To solve the problem, we need to derive a relationship between \( m \) and \( n \) based on the given equations. Let's go through the steps systematically. ### Step-by-Step Solution: 1. **Given Equations**: We have two equations: \[ \sin A + \cos A = m \] \[ \sin^3 A + \cos^3 A = n \] 2. **Cubing the First Equation**: We will cube both sides of the first equation: \[ (\sin A + \cos A)^3 = m^3 \] 3. **Using the Identity for Cubes**: We can expand the left-hand side using the identity for the cube of a sum: \[ a^3 + b^3 + 3ab(a + b) \] where \( a = \sin A \) and \( b = \cos A \). Thus, we have: \[ \sin^3 A + \cos^3 A + 3 \sin A \cos A (\sin A + \cos A) = m^3 \] 4. **Substituting Known Values**: We know that \( \sin^3 A + \cos^3 A = n \) and \( \sin A + \cos A = m \).

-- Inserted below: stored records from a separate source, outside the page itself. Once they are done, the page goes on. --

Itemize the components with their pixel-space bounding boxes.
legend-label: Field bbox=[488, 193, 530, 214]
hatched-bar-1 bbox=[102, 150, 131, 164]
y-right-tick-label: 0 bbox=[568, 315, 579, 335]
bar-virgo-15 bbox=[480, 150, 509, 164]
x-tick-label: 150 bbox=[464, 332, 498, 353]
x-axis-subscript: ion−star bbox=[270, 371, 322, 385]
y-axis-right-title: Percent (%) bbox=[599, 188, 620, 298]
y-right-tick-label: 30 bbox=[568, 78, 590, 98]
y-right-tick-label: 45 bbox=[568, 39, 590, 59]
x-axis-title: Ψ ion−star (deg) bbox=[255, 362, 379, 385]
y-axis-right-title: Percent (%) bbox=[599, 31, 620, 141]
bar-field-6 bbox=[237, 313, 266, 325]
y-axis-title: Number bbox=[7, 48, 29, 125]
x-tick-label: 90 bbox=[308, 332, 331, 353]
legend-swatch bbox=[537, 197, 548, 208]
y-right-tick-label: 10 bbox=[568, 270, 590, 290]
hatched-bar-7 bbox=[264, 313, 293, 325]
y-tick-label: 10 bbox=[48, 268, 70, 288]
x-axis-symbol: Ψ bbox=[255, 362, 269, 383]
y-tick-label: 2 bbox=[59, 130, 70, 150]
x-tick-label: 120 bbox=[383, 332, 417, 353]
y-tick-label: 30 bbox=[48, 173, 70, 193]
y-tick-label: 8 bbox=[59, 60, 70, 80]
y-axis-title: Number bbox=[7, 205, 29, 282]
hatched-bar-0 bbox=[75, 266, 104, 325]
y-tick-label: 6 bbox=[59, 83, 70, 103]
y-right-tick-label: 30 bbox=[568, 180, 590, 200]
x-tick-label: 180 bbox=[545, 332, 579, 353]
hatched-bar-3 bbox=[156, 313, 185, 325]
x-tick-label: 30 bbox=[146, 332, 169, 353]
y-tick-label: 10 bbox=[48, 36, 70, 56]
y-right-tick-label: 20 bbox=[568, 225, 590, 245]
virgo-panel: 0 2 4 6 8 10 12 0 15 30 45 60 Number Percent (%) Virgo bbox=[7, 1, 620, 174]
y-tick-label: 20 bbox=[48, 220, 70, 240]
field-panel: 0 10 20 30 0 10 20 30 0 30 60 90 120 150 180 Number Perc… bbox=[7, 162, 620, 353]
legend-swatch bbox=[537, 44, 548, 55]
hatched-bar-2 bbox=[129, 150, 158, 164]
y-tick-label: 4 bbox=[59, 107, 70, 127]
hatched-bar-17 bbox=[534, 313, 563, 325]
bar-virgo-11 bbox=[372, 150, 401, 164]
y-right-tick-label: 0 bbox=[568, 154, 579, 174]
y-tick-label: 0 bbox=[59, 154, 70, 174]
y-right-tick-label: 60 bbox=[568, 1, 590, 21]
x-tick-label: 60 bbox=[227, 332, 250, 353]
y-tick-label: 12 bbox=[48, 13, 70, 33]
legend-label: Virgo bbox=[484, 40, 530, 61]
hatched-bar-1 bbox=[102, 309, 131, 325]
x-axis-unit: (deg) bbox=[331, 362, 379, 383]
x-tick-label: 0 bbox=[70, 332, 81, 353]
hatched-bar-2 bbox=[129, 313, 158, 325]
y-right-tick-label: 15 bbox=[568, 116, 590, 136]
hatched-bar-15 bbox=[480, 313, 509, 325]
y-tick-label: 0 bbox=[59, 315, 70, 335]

Substituting these into our expanded equation gives: \[ n + 3 \sin A \cos A \cdot m = m^3 \] 5. **Using the Identity for Sine and Cosine**: We can express \( \sin A \cos A \) in terms of \( m \): \[ \sin A \cos A = \frac{1}{2} \sin(2A) \] However, we can also use the identity: \[ \sin^2 A + \cos^2 A = 1 \] Therefore, we can express \( \sin A \cos A \) as: \[ \sin A \cos A = \frac{m^2 - 1}{2} \] 6. **Substituting Back**: Substitute \( \sin A \cos A \) back into the equation: \[ n + 3 \left(\frac{m^2 - 1}{2}\right) m = m^3 \] 7. **Simplifying the Equation**: Multiply through by 2 to eliminate the fraction: \[ 2n + 3m(m^2 - 1) = 2m^3 \] Expanding gives: \[ 2n + 3m^3 - 3m = 2m^3 \] 8. **Rearranging the Equation**: Rearranging gives: \[ 2n + 3m^3 - 2m^3 - 3m = 0 \] Simplifying further: \[ m^3 - 3m + 2n = 0 \] ### Final Result: The final equation relating \( m \) and \( n \) is: \[ m^3 - 3m + 2n = 0 \]